Uno de los pocos casos de un Estado empresario exitoso en productos de alta competencia es el Grupo Renault, un conglomerado automotriz del cual el Estado francés es propietario en un 15,1%. Otro 63% de las acciones está en forma de capital flotante, es decir, papeles negociables en las bolsas. El resto del paquete está en manos de una automotriz japonesa y en un fondo alemán de pensiones. La empresa tenía, en 2018, un valor de mercado de 35.200 millones de euros. Otra empresa francesa, la de ferrocarriles (SNCF) funciona a base de subsidios entregados por los gobiernos regionales que dedicaron en 2020 un tercio de sus presupuestos a sostener el servicio.

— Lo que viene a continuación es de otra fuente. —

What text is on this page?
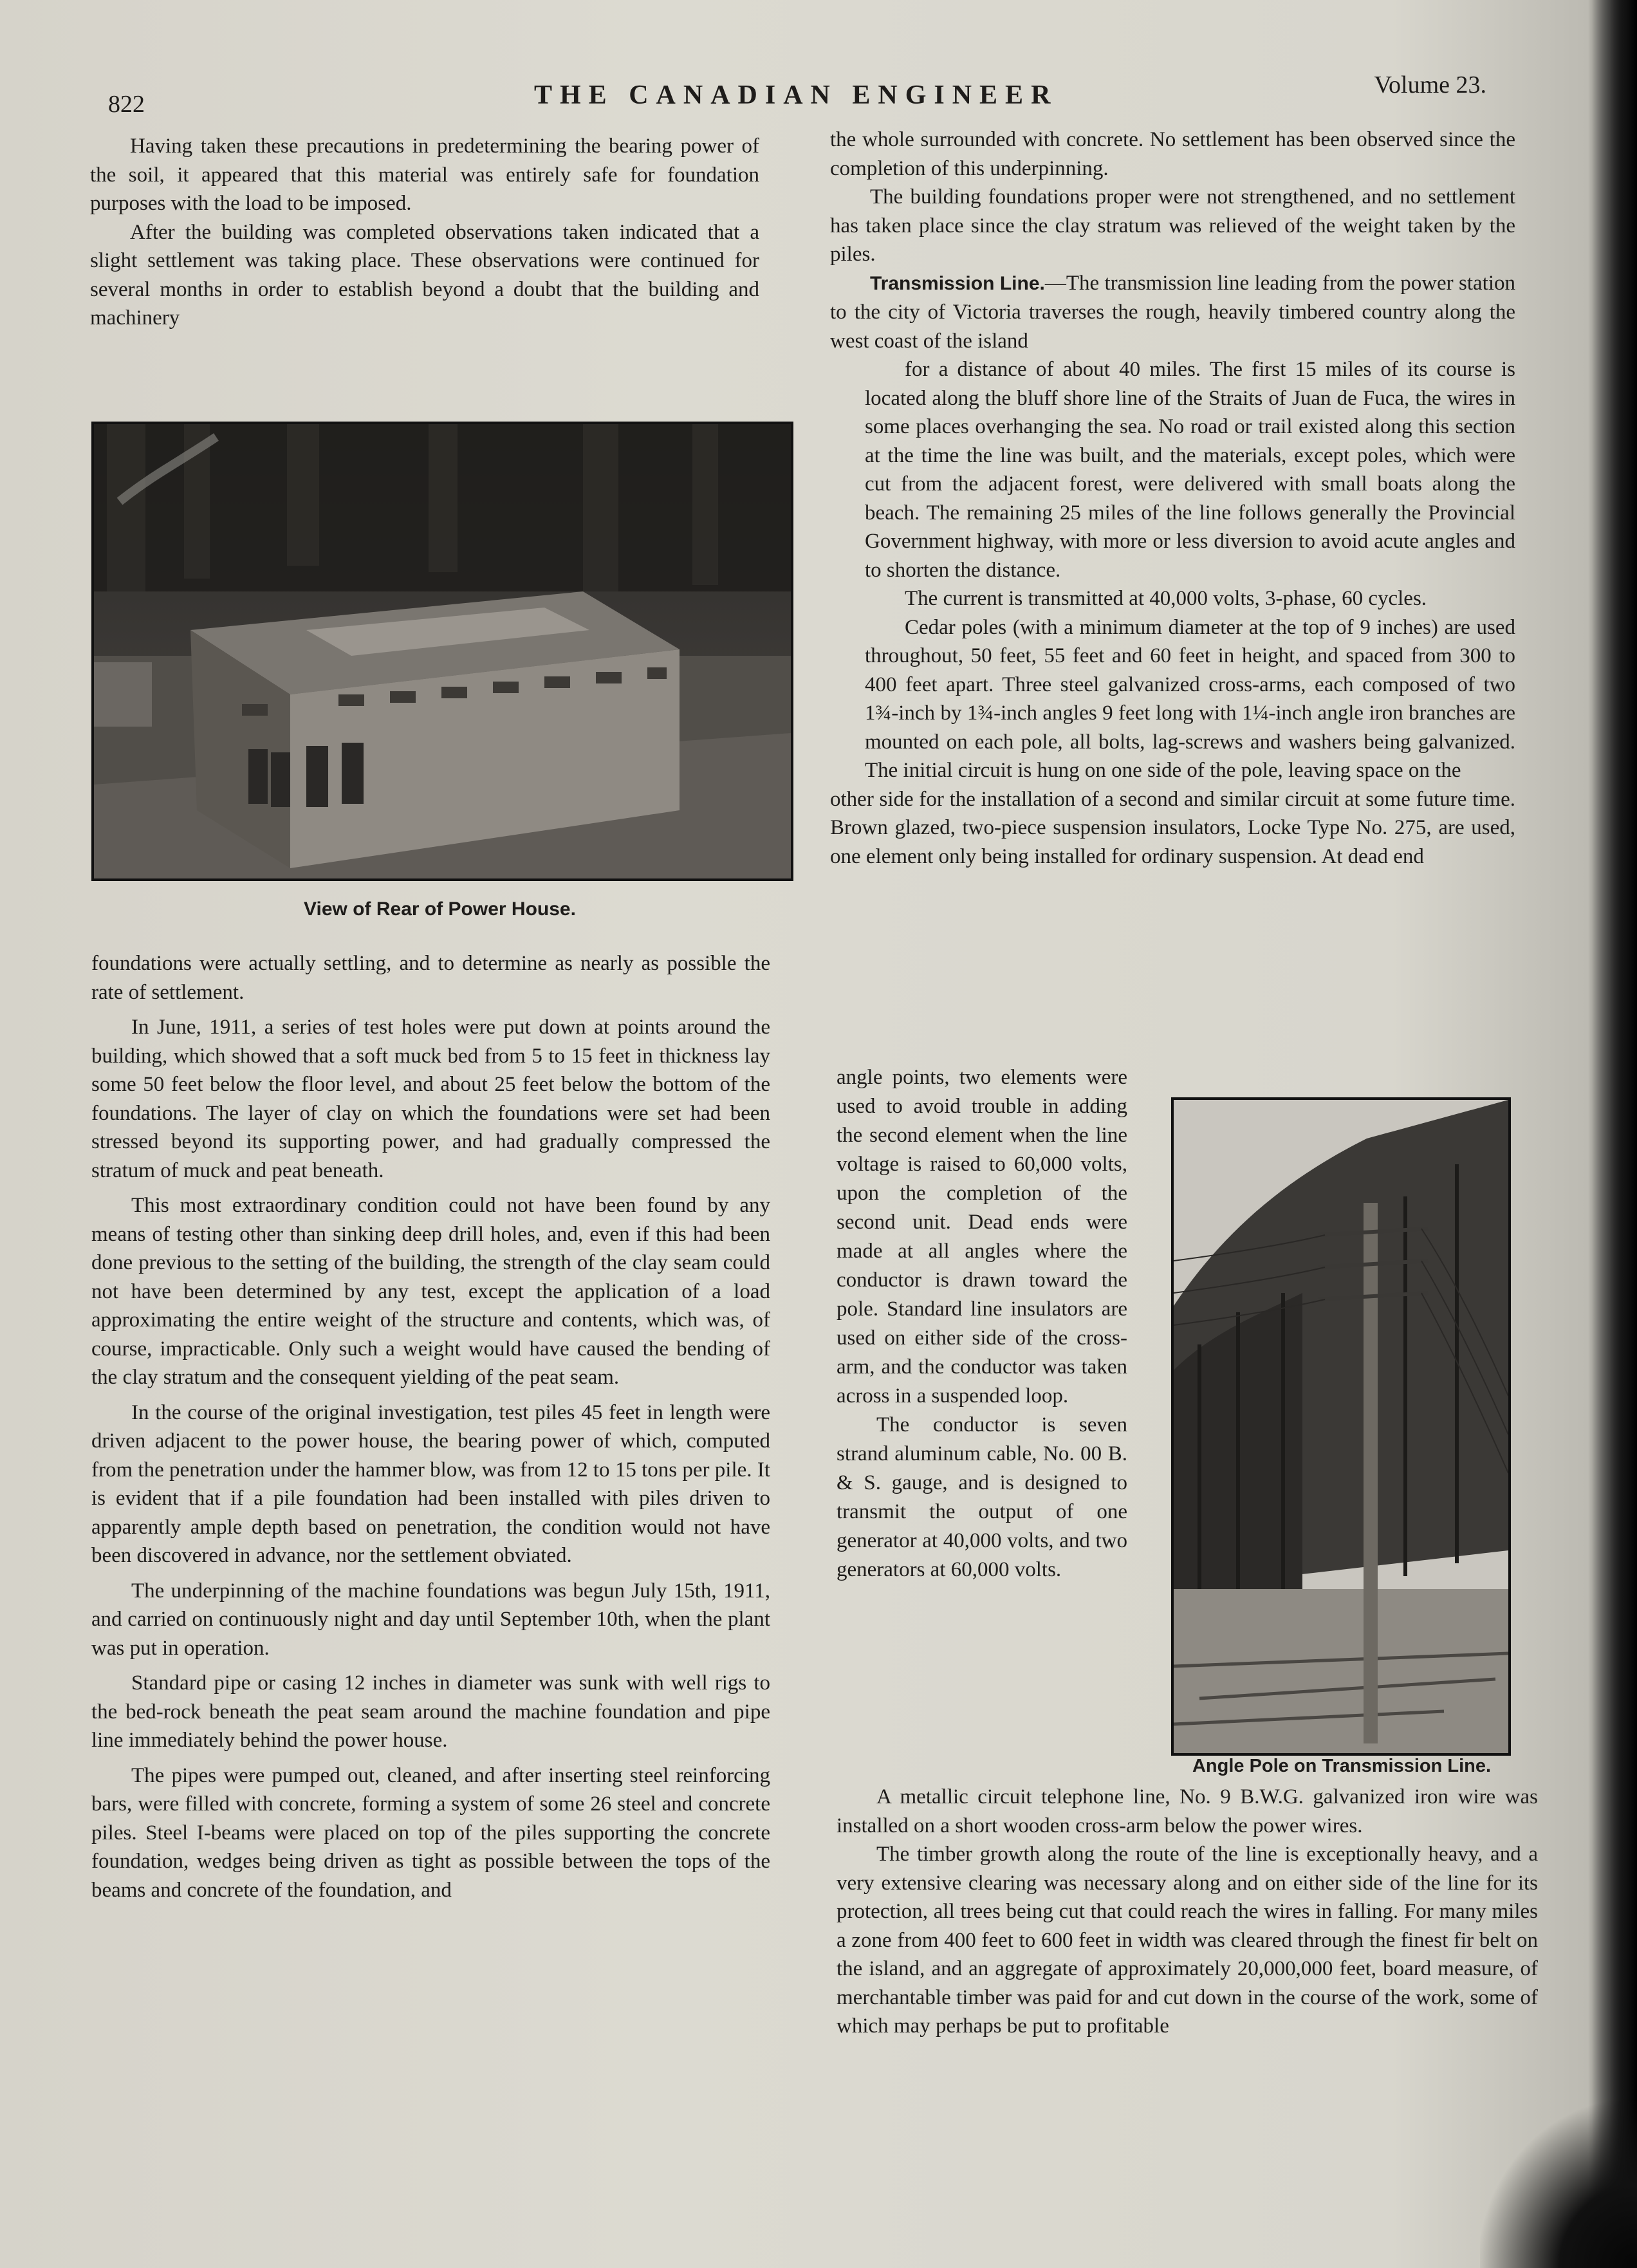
822	THE CANADIAN ENGINEER	Volume 23.

Having taken these precautions in predetermining the bearing power of the soil, it appeared that this material was entirely safe for foundation purposes with the load to be imposed.

After the building was completed observations taken indicated that a slight settlement was taking place. These observations were continued for several months in order to establish beyond a doubt that the building and machinery

View of Rear of Power House.

foundations were actually settling, and to determine as nearly as possible the rate of settlement.

In June, 1911, a series of test holes were put down at points around the building, which showed that a soft muck bed from 5 to 15 feet in thickness lay some 50 feet below the floor level, and about 25 feet below the bottom of the foundations. The layer of clay on which the foundations were set had been stressed beyond its supporting power, and had gradually compressed the stratum of muck and peat beneath.

This most extraordinary condition could not have been found by any means of testing other than sinking deep drill holes, and, even if this had been done previous to the setting of the building, the strength of the clay seam could not have been determined by any test, except the application of a load approximating the entire weight of the structure and contents, which was, of course, impracticable. Only such a weight would have caused the bending of the clay stratum and the consequent yielding of the peat seam.

In the course of the original investigation, test piles 45 feet in length were driven adjacent to the power house, the bearing power of which, computed from the penetration under the hammer blow, was from 12 to 15 tons per pile. It is evident that if a pile foundation had been installed with piles driven to apparently ample depth based on penetration, the condition would not have been discovered in advance, nor the settlement obviated.

The underpinning of the machine foundations was begun July 15th, 1911, and carried on continuously night and day until September 10th, when the plant was put in operation.

Standard pipe or casing 12 inches in diameter was sunk with well rigs to the bed-rock beneath the peat seam around the machine foundation and pipe line immediately behind the power house.

The pipes were pumped out, cleaned, and after inserting steel reinforcing bars, were filled with concrete, forming a system of some 26 steel and concrete piles. Steel I-beams were placed on top of the piles supporting the concrete foundation, wedges being driven as tight as possible between the tops of the beams and concrete of the foundation, and

the whole surrounded with concrete. No settlement has been observed since the completion of this underpinning.

The building foundations proper were not strengthened, and no settlement has taken place since the clay stratum was relieved of the weight taken by the piles.

Transmission Line.—The transmission line leading from the power station to the city of Victoria traverses the rough, heavily timbered country along the west coast of the island

for a distance of about 40 miles. The first 15 miles of its course is located along the bluff shore line of the Straits of Juan de Fuca, the wires in some places overhanging the sea. No road or trail existed along this section at the time the line was built, and the materials, except poles, which were cut from the adjacent forest, were delivered with small boats along the beach. The remaining 25 miles of the line follows generally the Provincial Government highway, with more or less diversion to avoid acute angles and to shorten the distance.

The current is transmitted at 40,000 volts, 3-phase, 60 cycles.

Cedar poles (with a minimum diameter at the top of 9 inches) are used throughout, 50 feet, 55 feet and 60 feet in height, and spaced from 300 to 400 feet apart. Three steel galvanized cross-arms, each composed of two 1¾-inch by 1¾-inch angles 9 feet long with 1¼-inch angle iron branches are mounted on each pole, all bolts, lag-screws and washers being galvanized. The initial circuit is hung on one side of the pole, leaving space on the

other side for the installation of a second and similar circuit at some future time. Brown glazed, two-piece suspension insulators, Locke Type No. 275, are used, one element only being installed for ordinary suspension. At dead end

angle points, two elements were used to avoid trouble in adding the second element when the line voltage is raised to 60,000 volts, upon the completion of the second unit. Dead ends were made at all angles where the conductor is drawn toward the pole. Standard line insulators are used on either side of the cross-arm, and the conductor was taken across in a suspended loop.

The conductor is seven strand aluminum cable, No. 00 B. & S. gauge, and is designed to transmit the output of one generator at 40,000 volts, and two generators at 60,000 volts.

Angle Pole on Transmission Line.

A metallic circuit telephone line, No. 9 B.W.G. galvanized iron wire was installed on a short wooden cross-arm below the power wires.

The timber growth along the route of the line is exceptionally heavy, and a very extensive clearing was necessary along and on either side of the line for its protection, all trees being cut that could reach the wires in falling. For many miles a zone from 400 feet to 600 feet in width was cleared through the finest fir belt on the island, and an aggregate of approximately 20,000,000 feet, board measure, of merchantable timber was paid for and cut down in the course of the work, some of which may perhaps be put to profitable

Como regla general, los estados no son buenos empresarios, salvo la excepción señalada. En el Paraguay, esta condición está expuesta hasta la saciedad en ramos como la telefonía, la energía eléctrica, el petróleo, el agua, el acero y el cemento. En este ultimo caso, no solo se trata de una empresa deficitaria y destartalada, sino además de una enorme ineficiencia, que sólo sirve para sostener cuotas políticas y trancar la economía. Ayer informábamos que la cementera estatal no está en condiciones, desde hace un año, de entregar ni la mitad del cemento que teóricamente debería producir.